An interesting interview in Sunday, June 30 Boston Globe's Ideas Section with César Hidalgo, a professor at MIT's Media Lab. He is leading a fascinating project that invites volunteers with Gmail accounts to use their Immersion tool to analyze the patterns of the metadata in their account. It creates a "people-centric" portrait of the networks in your e-mail life, and how thickly interconnected they are with one another. The data remains completely within the volunteer's control. There are several key points the Professor Hidalgo makes in the interview:
You're seeing all of your network and you're seeing yourself out of it and you're seeing it from afar and you're seeing it in one picture.

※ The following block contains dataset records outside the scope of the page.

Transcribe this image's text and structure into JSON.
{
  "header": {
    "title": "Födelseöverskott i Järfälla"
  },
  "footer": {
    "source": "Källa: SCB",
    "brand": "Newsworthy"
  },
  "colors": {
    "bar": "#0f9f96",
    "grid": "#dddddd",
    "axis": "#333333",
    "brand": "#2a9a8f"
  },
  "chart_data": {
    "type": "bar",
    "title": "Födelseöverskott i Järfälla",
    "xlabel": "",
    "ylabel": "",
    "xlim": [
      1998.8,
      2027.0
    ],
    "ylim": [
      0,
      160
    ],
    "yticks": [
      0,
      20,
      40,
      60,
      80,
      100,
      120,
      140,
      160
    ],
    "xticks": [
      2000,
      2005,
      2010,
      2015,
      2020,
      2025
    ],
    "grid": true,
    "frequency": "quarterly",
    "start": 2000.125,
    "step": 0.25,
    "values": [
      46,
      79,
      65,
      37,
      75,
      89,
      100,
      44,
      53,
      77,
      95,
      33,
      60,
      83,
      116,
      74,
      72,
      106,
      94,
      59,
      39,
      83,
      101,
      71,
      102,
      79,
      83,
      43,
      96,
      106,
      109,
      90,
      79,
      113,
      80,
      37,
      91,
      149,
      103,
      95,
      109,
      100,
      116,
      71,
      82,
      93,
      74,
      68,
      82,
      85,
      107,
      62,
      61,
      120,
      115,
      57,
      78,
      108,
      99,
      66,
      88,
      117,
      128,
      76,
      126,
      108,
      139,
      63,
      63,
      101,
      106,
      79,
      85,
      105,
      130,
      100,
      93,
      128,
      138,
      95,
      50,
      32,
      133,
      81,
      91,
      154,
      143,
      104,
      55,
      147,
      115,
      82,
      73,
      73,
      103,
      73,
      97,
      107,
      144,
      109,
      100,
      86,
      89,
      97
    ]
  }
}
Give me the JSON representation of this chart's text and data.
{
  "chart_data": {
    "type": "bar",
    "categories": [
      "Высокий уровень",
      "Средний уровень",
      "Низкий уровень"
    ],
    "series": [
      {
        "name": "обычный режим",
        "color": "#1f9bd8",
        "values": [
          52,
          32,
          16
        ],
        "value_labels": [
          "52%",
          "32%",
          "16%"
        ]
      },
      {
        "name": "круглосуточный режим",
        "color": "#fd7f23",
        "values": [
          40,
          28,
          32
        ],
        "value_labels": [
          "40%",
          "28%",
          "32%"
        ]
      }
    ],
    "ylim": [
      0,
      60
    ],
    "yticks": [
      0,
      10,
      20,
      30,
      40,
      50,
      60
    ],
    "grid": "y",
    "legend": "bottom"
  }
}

You start realizing that, eventually, you are not interacting with people -- you're interacting with webs of people. Because all the people you've interacted with, they're actually connected in tens or maybe hundreds of indirect paths between them. They exist in your absence. So that out-of-body experience, I've found that it was very powerful. ....
Q: Are there ethical or political lessons about metadata that Immersion teaches?
Hidalgo: ... if you're going to make platforms that deal with personal data, you have to develop ways of doing this in such a way that you can be transparent with the user about the data you have, about how you're handling it, and about how the user can withdraw the data from your system.
The image decorating this is not from Immersion, but is a similar sort of graphic, derived from an analysis of a social media network, from http://fastballgirl.wordpress.com/2012/10/08/segmentation-using-gephi/ . In this case, the person analyzed her own Facebook network. I will warn my readers that following the Globe article, Immersion is experiencing very heavy traffic and will take your e-mail address to be notified when they have the ability to take more users. I was hoping to tell you about my own experience, but was not fast enough myself!